Tindakan apapun yang lahir kemudian, meskipun tidak memiliki aroma ekonomi yang
kental, sesungguhnya adalah alat untuk menyukseskan kepentingan utama tersebut.
Meskipun sebenarnya pengaitan globalisasi dengan ekonomi bisa melahirkan dua
paradigma yang kontradiktif: paradigma optimistik dan pesimistik. Dengan
paradigma optimistik kita bisa saja mengatakan bahwa globalisasi akan membuka
sekat-sekat yang selama ini menghalangi banyak negara untuk memasarkan
produknya atau mendapatkan produk-produk penunjang kemajuannya. Sementara
dengan paradigma pesimistik, kita juga bisa mengatakan bahwa globalisasi hanya
akan menambah jumlah kemiskinan dan menguntungkan korporasi-korporasi besar,
yang mengakibatkan matinya usaha-usaha kecil.[4]

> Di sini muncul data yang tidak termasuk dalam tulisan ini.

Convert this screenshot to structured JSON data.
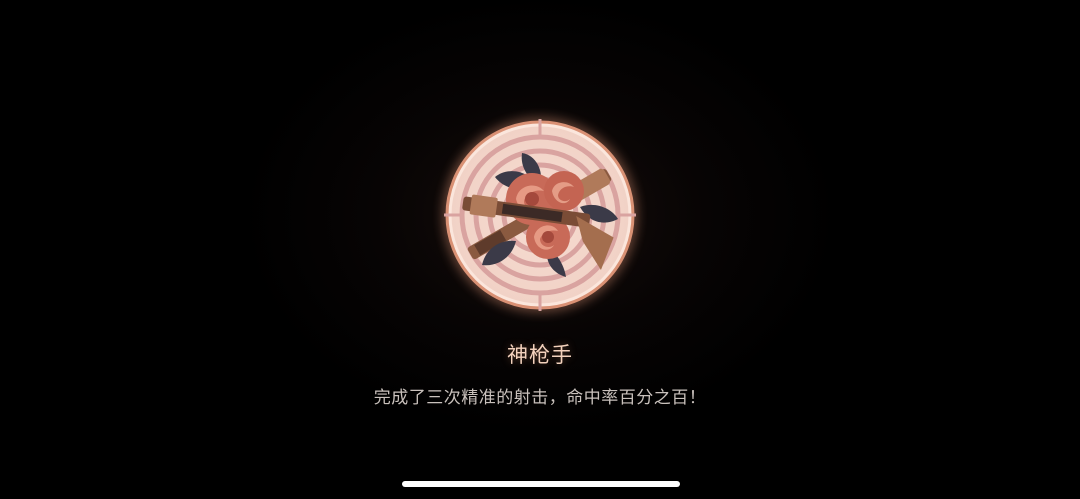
{
  "achievement": {
    "icon": "crossed-rifles-roses-target-icon",
    "title": "神枪手",
    "description": "完成了三次精准的射击，命中率百分之百！"
  },
  "colors": {
    "background": "#000000",
    "badge_glow": "#f0a080",
    "badge_ring": "#f3d6c8",
    "target_stripe": "#d9a3a0",
    "rose": "#c86a58",
    "leaf": "#3b3a48",
    "rifle_wood": "#8a5a40",
    "title_text": "#f4d2bd",
    "description_text": "#c9c1bc"
  },
  "system": {
    "home_indicator": "home-indicator-bar"
  }
}
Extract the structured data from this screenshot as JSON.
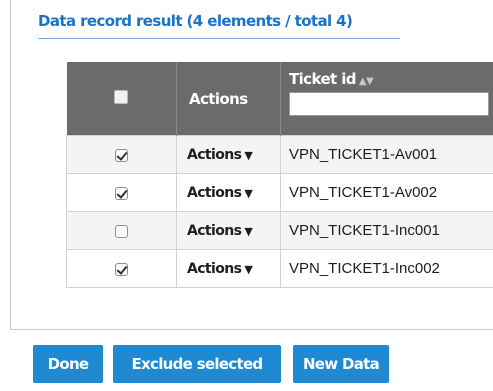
{
  "panel": {
    "title": "Data record result (4 elements / total 4)"
  },
  "table": {
    "headers": {
      "actions": "Actions",
      "ticket_id": "Ticket id",
      "sort_icon": "sort-icon",
      "filter_value": ""
    },
    "rows": [
      {
        "checked": true,
        "actions": "Actions",
        "ticket_id": "VPN_TICKET1-Av001"
      },
      {
        "checked": true,
        "actions": "Actions",
        "ticket_id": "VPN_TICKET1-Av002"
      },
      {
        "checked": false,
        "actions": "Actions",
        "ticket_id": "VPN_TICKET1-Inc001"
      },
      {
        "checked": true,
        "actions": "Actions",
        "ticket_id": "VPN_TICKET1-Inc002"
      }
    ]
  },
  "buttons": {
    "done": "Done",
    "exclude_selected": "Exclude selected",
    "new_data": "New Data"
  },
  "colors": {
    "accent": "#1f8ad1",
    "title": "#1a73c8",
    "header_bg": "#6b6b6b"
  }
}
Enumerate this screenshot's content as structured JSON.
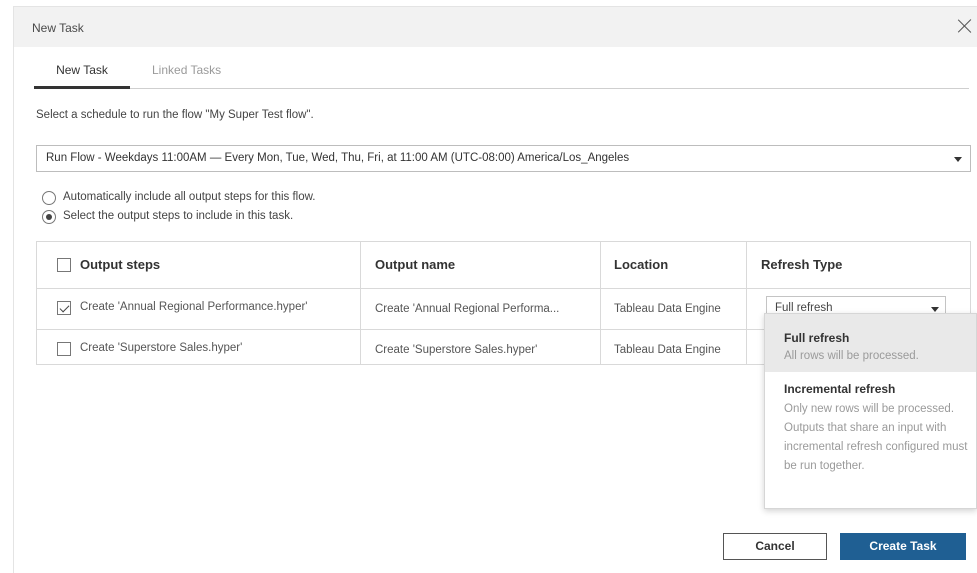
{
  "dialog": {
    "title": "New Task"
  },
  "tabs": [
    {
      "label": "New Task",
      "active": true
    },
    {
      "label": "Linked Tasks",
      "active": false
    }
  ],
  "instruction": "Select a schedule to run the flow \"My Super Test flow\".",
  "schedule_select": {
    "value": "Run Flow - Weekdays 11:00AM — Every Mon, Tue, Wed, Thu, Fri, at 11:00 AM (UTC-08:00) America/Los_Angeles"
  },
  "radio_options": [
    {
      "label": "Automatically include all output steps for this flow.",
      "checked": false
    },
    {
      "label": "Select the output steps to include in this task.",
      "checked": true
    }
  ],
  "table": {
    "headers": [
      "Output steps",
      "Output name",
      "Location",
      "Refresh Type"
    ],
    "header_checkbox_checked": false,
    "rows": [
      {
        "checked": true,
        "output_step": "Create 'Annual Regional Performance.hyper'",
        "output_name": "Create 'Annual Regional Performa...",
        "location": "Tableau Data Engine",
        "refresh_type": "Full refresh"
      },
      {
        "checked": false,
        "output_step": "Create 'Superstore Sales.hyper'",
        "output_name": "Create 'Superstore Sales.hyper'",
        "location": "Tableau Data Engine",
        "refresh_type": ""
      }
    ]
  },
  "refresh_menu": {
    "items": [
      {
        "title": "Full refresh",
        "description": "All rows will be processed.",
        "selected": true
      },
      {
        "title": "Incremental refresh",
        "description": "Only new rows will be processed. Outputs that share an input with incremental refresh configured must be run together.",
        "selected": false
      }
    ]
  },
  "buttons": {
    "cancel": "Cancel",
    "create": "Create Task"
  },
  "colors": {
    "primary": "#1f5f93",
    "menu_highlight": "#e9e9e9",
    "titlebar": "#f2f2f2"
  }
}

Kedua, yang mengaitkan globalisasi dengan sisi pemikiran
dan ideologis. Suatu model yang disebut sebagai teologi global oleh John Hick,
atau teologi dunia (world theology) oleh W.C. Smith.[5] DR. Muhammad ‘Abid al-Jabiry mengatakan:
Globalisasi
berarti menafikan yang lain dan menjalankan ‘proses pemberangusan’ pemikiran
(lain)...Ia juga berarti dominasi dan pengharusan menerapkan satu model
konsumsi dan perilaku yang sama.[6]
Hal yang sama juga kemudian
digambarkan secara lebih jelas oleh Muhammad Samir al-Munir yang menyatakan:
Barat
ingin mewajibkan model, pemikiran, perilaku, nilai, gaya dan pola
konsumsinya terhadap (bangsa) lain. Sedangkan orang-orang Prancis memandang
bahwa globalisasi adalah wujud halus dari Amerikaisasi yang mewujud dalam tiga
simbol: (1) kepemimpinan bahasa Inggris sebagai bahasa kemajuan dan
globalisasi, (2) dominasi film-film Hollywood dengan ide-ide rendah namun
fasilitas yang fantastik, dan (3) minuman Coca-cola, sepotong burger dan
Kentucky-nya...[7]
Atau dalam bahasa ide yang sama,
menurut Malcom Walter, bahwa globalisasi yang datang bersama dengan kapitalisme
ini malah memasarkan ideologi Barat, dan bahkan membawa kekuatan baru yang
menghapus otoritas agama, politik, militer dan sumber kekuatan lainnya. Karena
kenyataannya, -masih menurut Walter- gerakan globalisasi ini telah membawa
ideologi yang bertujuan agar semua menjadi terbuka dan bebas menerima ideologi
dan nilai-nilai kebudayaan Barat, seperti demokrasi, hak asasi manusia,
feminisme, liberalisme dan sekulerisme.[8]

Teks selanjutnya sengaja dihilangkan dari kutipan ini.